Language and Populism
The expert in language says that the current wave of right-wing populism and xenophobia sweeping across Europe and the US is often attributed to the influx of immigrants to both continents, but it fails to address the roots of the phenomenons.
He points to a study made by economists who looked carefully at the figures of the rise of the far right in Sweden, which has taken in a large number of immigrants in recent years.
“The study showed that the rise of the far right preceded the immigrant flow. Of course it escalated after the immigrants came. They trace it to the cutback on social policies of the government which had the usual effect of neo-liberal programs, namely concentrating wealth in certain sectors, and casting out a large part of the population that are no longer beneficiaries of the functioning society,” Chomsky said.
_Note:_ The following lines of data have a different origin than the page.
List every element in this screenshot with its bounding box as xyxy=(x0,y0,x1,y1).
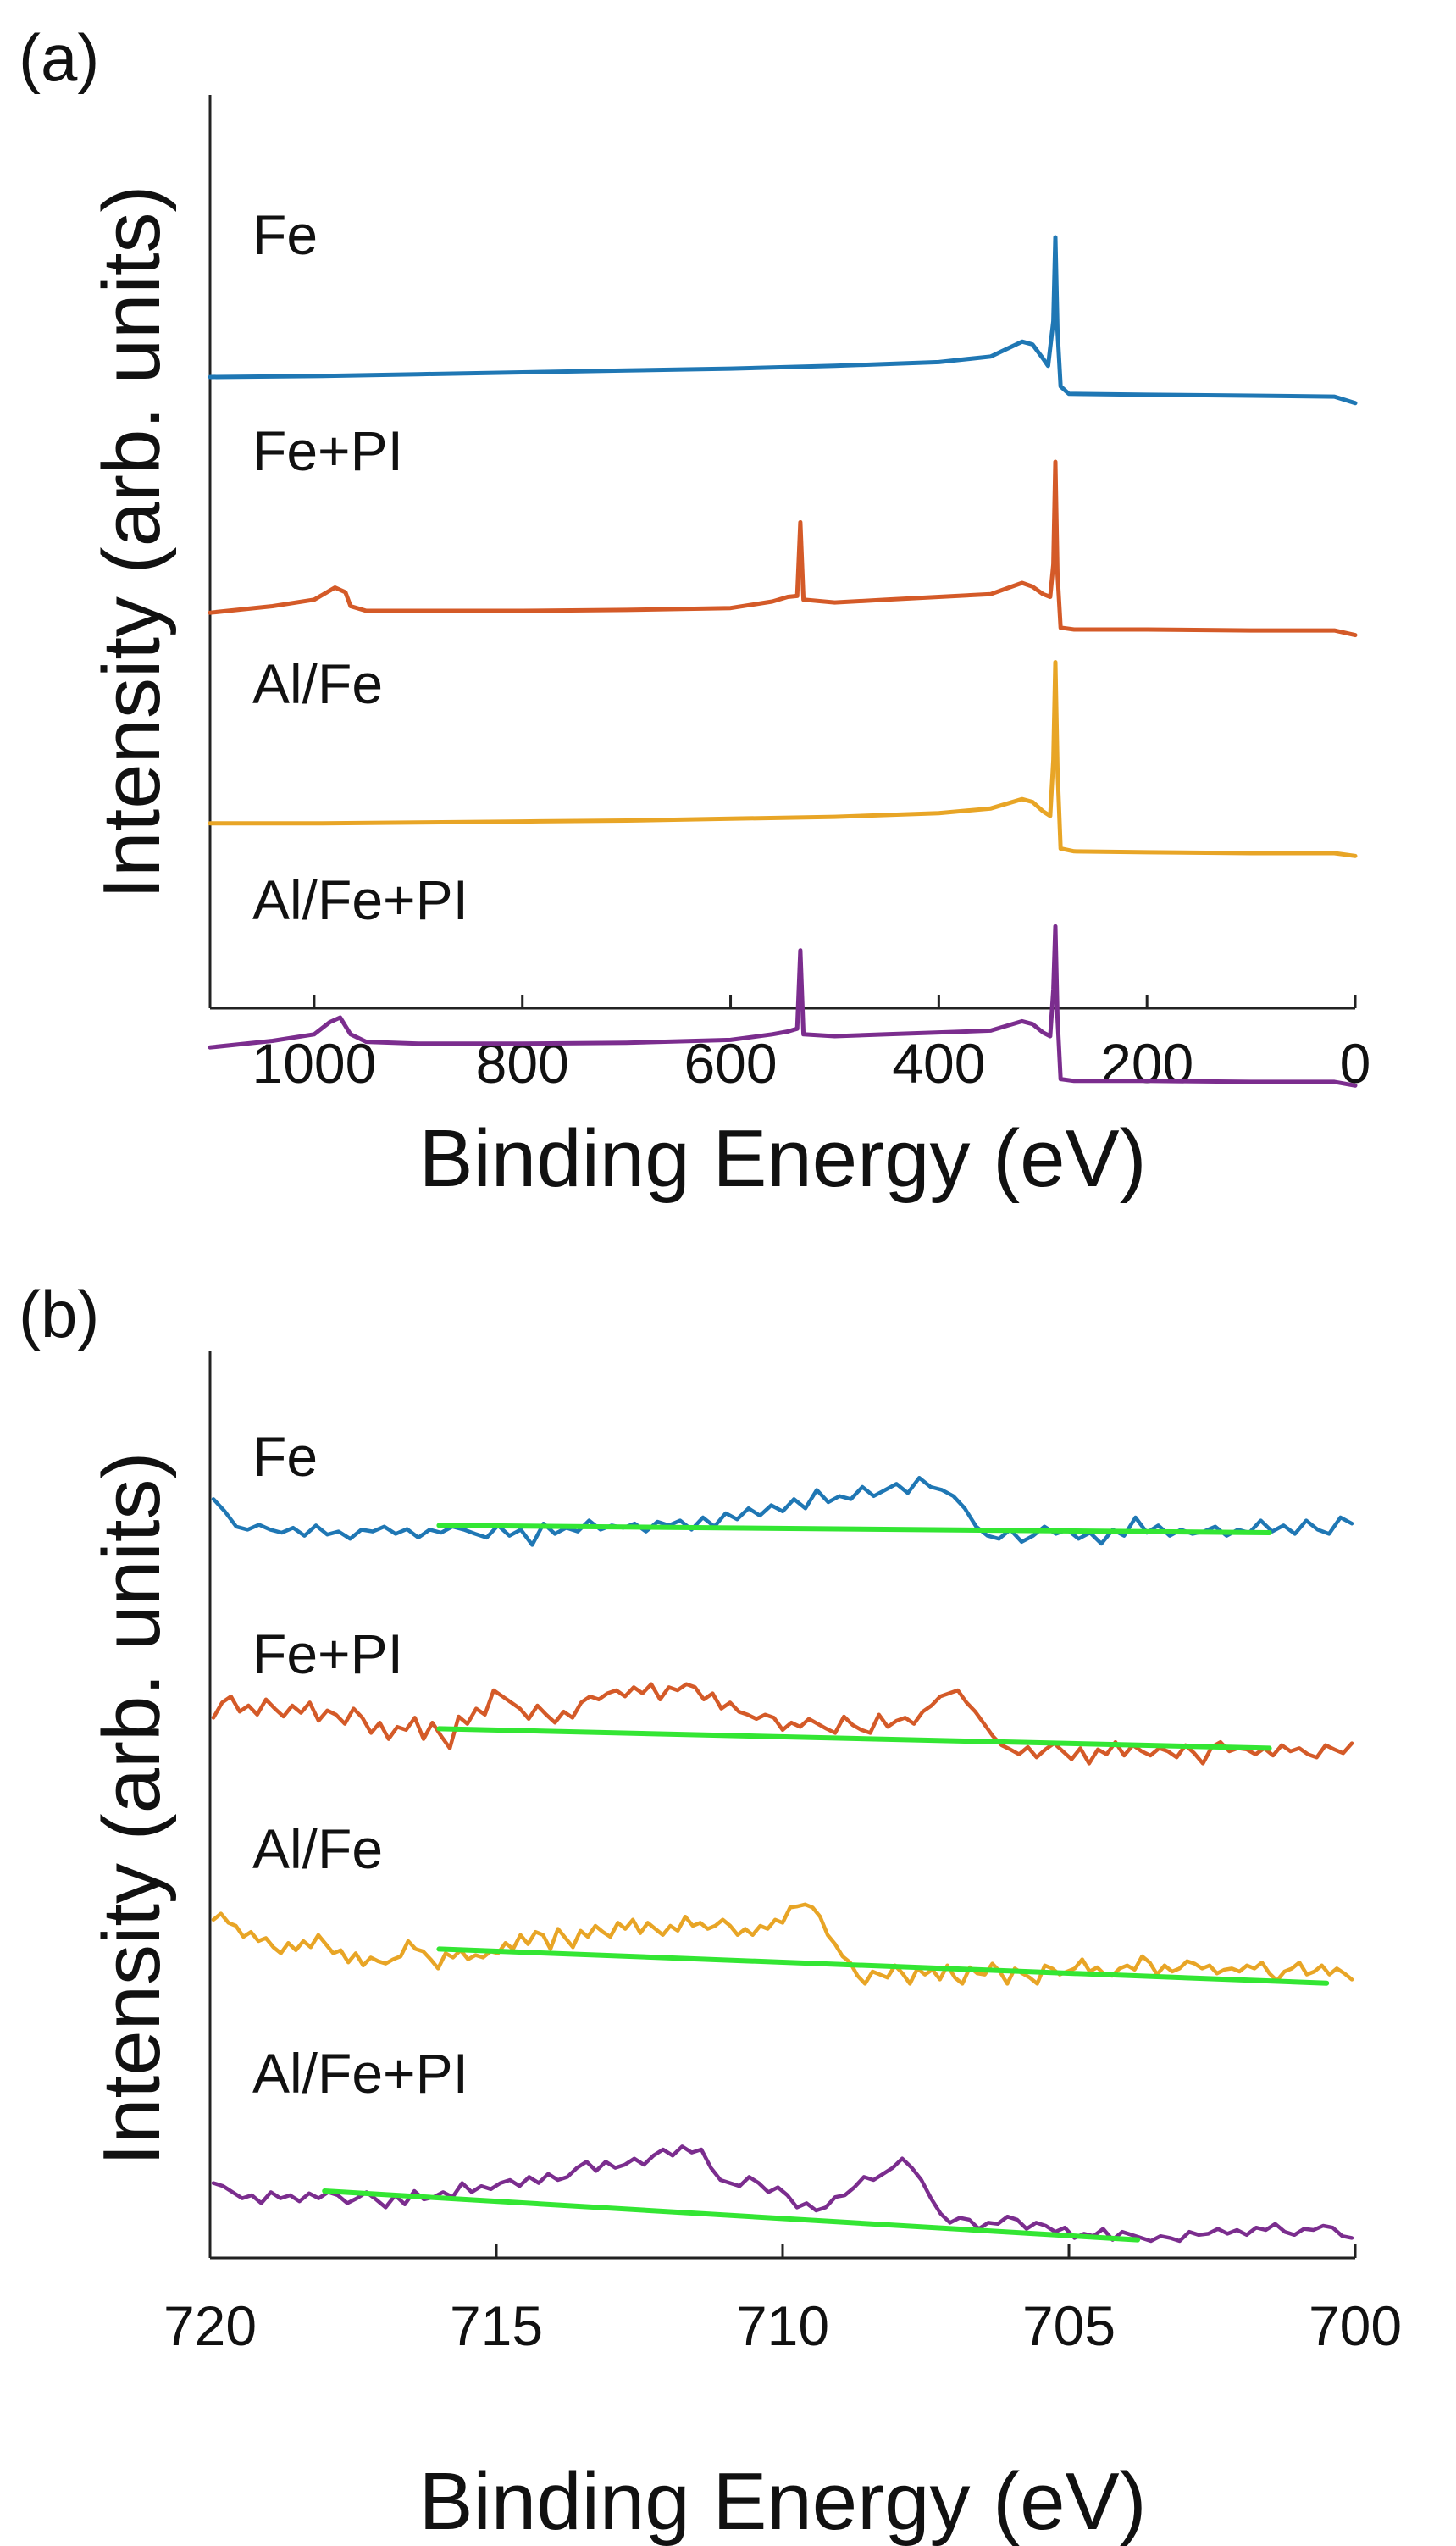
panel-b-series-line-fe-plus-pi xyxy=(211,1682,1354,1766)
panel-b-series-labels: Fe Fe+PI Al/Fe Al/Fe+PI xyxy=(252,1425,468,2105)
panel-a-series-line-al-fe-plus-pi xyxy=(208,924,1358,1088)
panel-b-x-tick-label: 705 xyxy=(1022,2294,1116,2357)
panel-b-series-label-fe-plus-pi: Fe+PI xyxy=(252,1622,403,1685)
panel-b-x-tick-label: 715 xyxy=(450,2294,543,2357)
panel-b-baseline-fe xyxy=(436,1523,1272,1535)
panel-b-series-line-al-fe-plus-pi xyxy=(211,2144,1354,2244)
panel-a-x-tick-label: 400 xyxy=(892,1032,985,1095)
panel-b-label: (b) xyxy=(19,1277,99,1351)
panel-b-x-tick-label: 700 xyxy=(1309,2294,1402,2357)
panel-b-series-label-al-fe-plus-pi: Al/Fe+PI xyxy=(252,2042,468,2105)
panel-a-series-label-al-fe: Al/Fe xyxy=(252,652,383,715)
panel-a-series-label-al-fe-plus-pi: Al/Fe+PI xyxy=(252,868,468,931)
panel-a: (a) Intensity (arb. units) 1000 800 600 400… xyxy=(19,20,1370,1204)
panel-a-x-ticks xyxy=(313,995,1357,1008)
panel-a-x-tick-label: 200 xyxy=(1100,1032,1193,1095)
panel-a-series xyxy=(208,235,1358,1088)
panel-a-y-axis-title: Intensity (arb. units) xyxy=(86,186,177,900)
panel-b-x-ticks xyxy=(208,2244,1357,2258)
panel-b-x-tick-label: 720 xyxy=(163,2294,257,2357)
panel-a-label: (a) xyxy=(19,20,99,95)
panel-a-series-label-fe-plus-pi: Fe+PI xyxy=(252,419,403,482)
panel-b-x-tick-label: 710 xyxy=(736,2294,829,2357)
panel-a-x-tick-labels: 1000 800 600 400 200 0 xyxy=(252,1032,1370,1095)
panel-a-series-line-al-fe xyxy=(208,660,1358,858)
panel-b-baselines xyxy=(322,1523,1330,2243)
panel-b: (b) Intensity (arb. units) 720 715 710 705 7… xyxy=(19,1277,1402,2546)
panel-b-series-label-al-fe: Al/Fe xyxy=(252,1817,383,1880)
panel-a-series-line-fe xyxy=(208,235,1358,406)
panel-b-baseline-fe-plus-pi xyxy=(436,1726,1272,1751)
panel-a-series-label-fe: Fe xyxy=(252,203,318,266)
panel-b-baseline-al-fe xyxy=(436,1946,1330,1986)
panel-b-series xyxy=(211,1475,1354,2244)
panel-a-series-labels: Fe Fe+PI Al/Fe Al/Fe+PI xyxy=(252,203,468,931)
panel-b-y-axis-title: Intensity (arb. units) xyxy=(86,1452,177,2166)
panel-b-series-line-fe xyxy=(211,1475,1354,1547)
panel-b-x-axis-title: Binding Energy (eV) xyxy=(418,2456,1146,2546)
panel-b-series-label-fe: Fe xyxy=(252,1425,318,1488)
panel-a-series-line-fe-plus-pi xyxy=(208,459,1358,638)
panel-b-series-line-al-fe xyxy=(211,1902,1354,1986)
panel-b-x-tick-labels: 720 715 710 705 700 xyxy=(163,2294,1402,2357)
panel-a-x-axis-title: Binding Energy (eV) xyxy=(418,1113,1146,1204)
panel-b-baseline-al-fe-plus-pi xyxy=(322,2188,1141,2243)
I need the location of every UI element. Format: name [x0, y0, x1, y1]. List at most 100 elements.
The same goes for the US, Chomsky said, where racism, xenophobia and misogyny are pathological symptoms used by Trump to gain support. We live in a time of great distress, he said, where huge masses of people are stagnating while great wealth is being produced for a small percentage of the population.
“Under those circumstances, pathological symptoms do emerge. And they will be exploited by demagogues,” Chomsky concluded.